SAN ANTONIO (Reuters) - Lawyers for a U.S. Army major accused of a deadly 2009 shooting spree at a Texas military post have asked for the death penalty to be disallowed in his court martial, possibly paving the way for a guilty plea in the case.
Fort Hood massacre suspect Major Nidal Hasan is charged with 13 counts of premeditated murder and 32 counts of attempted murder in connection with the rampage at the sprawling Central Texas Army facility.
A three-day pre-trial hearing due to begin on Wednesday will include discussions on a defense request to remove the death penalty in the case, according to a written agenda for the hearing.
A guilty plea is not allowed if the death penalty is a possibility, and one item on the court docket refers to discussion of part of the military justice code involving guilty pleas in capital cases.
Hasan is accused of opening fire on a group of soldiers who were going through processing before being deployed to Afghanistan. He was shot four times by two civilian Fort Hood police officers, leaving him paralyzed from the chest down.
Military commanders, shortly after Hasan was charged, gave prosecutors the right to seek the death penalty if he is convicted, a significant step given that the United States has not executed anyone under the Uniform Code of Military Justice since 1961.
The top U.S. military appellate court ruled last month that the judge who had been presiding over the case, Colonel Gregory Gross, was not impartial and ordered him removed, also setting aside an order that Hasan's beard be forcibly shaved.
Jeffrey Addicott, a law professor at St. Mary's University in San Antonio and a military justice expert, said his reading of the case was that the requested remedy by the defense for the judge's conduct was for the case only to move forward with a maximum penalty of life imprisonment.
"The government has prepared for this case for many years," Addicott said. "There is no incentive for them to accept anything that is less than the death penalty."
Fort Hood spokesman Christopher Haug said that Hasan's court-appointed defense attorney was "prohibited by regulation" from commenting on the agenda item regarding pleas in capital cases.
Hasan's lawyer, Lieutenant Colonel Kris Poppe, is also requesting that he receive the services of a media analyst at taxpayer expense to press a claim that Hasan has been the victim of unfair media coverage.
The delays in Hasan's court martial have frustrated survivors of the shooting. Attorneys for both sides spent much of 2012 arguing over whether Hasan could keep his beard, which he says he grew due to his Islamic faith.

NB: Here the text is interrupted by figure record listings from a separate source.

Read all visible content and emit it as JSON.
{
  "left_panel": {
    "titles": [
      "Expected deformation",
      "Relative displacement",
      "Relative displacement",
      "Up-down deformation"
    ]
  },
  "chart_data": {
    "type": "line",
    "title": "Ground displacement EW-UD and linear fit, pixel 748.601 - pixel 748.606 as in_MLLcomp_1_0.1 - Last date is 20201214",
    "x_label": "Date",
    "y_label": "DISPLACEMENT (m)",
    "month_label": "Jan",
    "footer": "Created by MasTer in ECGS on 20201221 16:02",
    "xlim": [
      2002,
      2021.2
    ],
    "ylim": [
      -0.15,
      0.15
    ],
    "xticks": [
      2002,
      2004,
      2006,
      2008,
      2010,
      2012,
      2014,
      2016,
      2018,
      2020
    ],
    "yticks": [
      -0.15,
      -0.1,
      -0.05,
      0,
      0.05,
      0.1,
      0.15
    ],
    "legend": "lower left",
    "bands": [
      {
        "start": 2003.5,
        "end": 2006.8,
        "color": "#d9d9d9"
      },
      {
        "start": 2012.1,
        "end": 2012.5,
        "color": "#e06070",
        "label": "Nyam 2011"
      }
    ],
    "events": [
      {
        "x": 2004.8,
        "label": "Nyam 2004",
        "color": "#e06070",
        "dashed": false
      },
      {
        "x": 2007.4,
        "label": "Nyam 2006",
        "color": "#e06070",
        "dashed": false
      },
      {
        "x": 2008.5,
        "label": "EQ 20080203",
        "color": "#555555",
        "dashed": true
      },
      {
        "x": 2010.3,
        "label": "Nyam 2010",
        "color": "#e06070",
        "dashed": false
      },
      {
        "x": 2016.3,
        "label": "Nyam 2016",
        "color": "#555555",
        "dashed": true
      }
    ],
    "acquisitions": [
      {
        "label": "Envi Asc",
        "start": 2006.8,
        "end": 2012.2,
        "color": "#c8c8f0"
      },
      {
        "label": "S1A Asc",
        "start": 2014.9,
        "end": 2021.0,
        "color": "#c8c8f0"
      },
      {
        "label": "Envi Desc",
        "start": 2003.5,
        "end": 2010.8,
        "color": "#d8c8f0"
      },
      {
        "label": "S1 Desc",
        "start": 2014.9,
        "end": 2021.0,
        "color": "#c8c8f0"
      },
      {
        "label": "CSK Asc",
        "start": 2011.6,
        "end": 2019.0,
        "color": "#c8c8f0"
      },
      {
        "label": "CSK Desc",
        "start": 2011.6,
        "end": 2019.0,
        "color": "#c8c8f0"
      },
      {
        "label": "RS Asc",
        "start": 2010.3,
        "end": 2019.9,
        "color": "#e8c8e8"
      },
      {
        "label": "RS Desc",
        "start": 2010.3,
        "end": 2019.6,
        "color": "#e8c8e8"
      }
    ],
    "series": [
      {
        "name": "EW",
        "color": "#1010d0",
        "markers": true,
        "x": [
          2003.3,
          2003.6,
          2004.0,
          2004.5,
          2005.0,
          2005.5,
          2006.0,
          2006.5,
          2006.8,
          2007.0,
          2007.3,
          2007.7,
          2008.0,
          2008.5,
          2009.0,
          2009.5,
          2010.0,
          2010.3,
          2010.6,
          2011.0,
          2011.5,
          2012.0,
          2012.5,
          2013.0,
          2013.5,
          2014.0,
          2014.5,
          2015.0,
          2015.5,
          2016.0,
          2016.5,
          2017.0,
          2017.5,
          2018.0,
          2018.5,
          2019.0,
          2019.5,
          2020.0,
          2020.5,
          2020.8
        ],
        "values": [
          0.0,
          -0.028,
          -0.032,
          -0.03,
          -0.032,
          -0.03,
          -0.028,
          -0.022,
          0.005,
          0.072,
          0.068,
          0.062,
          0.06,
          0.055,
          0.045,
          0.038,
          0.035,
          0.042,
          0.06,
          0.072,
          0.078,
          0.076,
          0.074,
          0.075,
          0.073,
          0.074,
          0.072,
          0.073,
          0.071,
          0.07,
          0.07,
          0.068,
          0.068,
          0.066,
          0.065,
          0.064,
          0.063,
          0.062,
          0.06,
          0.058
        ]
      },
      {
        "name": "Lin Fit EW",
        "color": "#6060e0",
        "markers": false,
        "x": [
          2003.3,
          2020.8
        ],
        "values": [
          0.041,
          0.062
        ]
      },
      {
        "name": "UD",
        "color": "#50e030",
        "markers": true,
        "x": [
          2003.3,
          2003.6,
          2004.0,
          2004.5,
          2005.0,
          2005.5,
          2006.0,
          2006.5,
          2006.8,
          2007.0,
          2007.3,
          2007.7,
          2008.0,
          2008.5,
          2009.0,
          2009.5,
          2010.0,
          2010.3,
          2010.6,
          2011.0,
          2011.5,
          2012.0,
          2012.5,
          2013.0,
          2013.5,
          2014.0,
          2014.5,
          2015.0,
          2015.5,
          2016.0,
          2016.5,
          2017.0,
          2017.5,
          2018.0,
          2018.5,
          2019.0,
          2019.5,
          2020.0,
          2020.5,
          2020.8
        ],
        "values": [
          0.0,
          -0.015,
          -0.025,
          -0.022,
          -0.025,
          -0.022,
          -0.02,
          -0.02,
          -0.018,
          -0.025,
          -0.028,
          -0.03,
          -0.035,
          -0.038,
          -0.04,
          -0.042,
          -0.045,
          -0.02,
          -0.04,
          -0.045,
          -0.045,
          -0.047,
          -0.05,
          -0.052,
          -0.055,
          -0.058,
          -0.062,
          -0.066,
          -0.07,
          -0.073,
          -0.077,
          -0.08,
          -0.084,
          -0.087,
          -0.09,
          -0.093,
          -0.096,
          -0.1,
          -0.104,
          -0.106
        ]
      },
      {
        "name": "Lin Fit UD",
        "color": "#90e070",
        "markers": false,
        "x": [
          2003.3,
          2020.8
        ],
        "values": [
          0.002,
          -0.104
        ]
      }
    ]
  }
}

Hasan was repeatedly held in contempt of court by the previous judge over the beard, which violates Army grooming regulations. Judge Gross ordered the beard removed.
But an appeals court ruled that Hasan's grooming standards were the concern of the post commander, not the trial judge, and the new judge in the case, Colonel Tara Osborn, barely mentioned the beard during her first pre-trial hearing last month.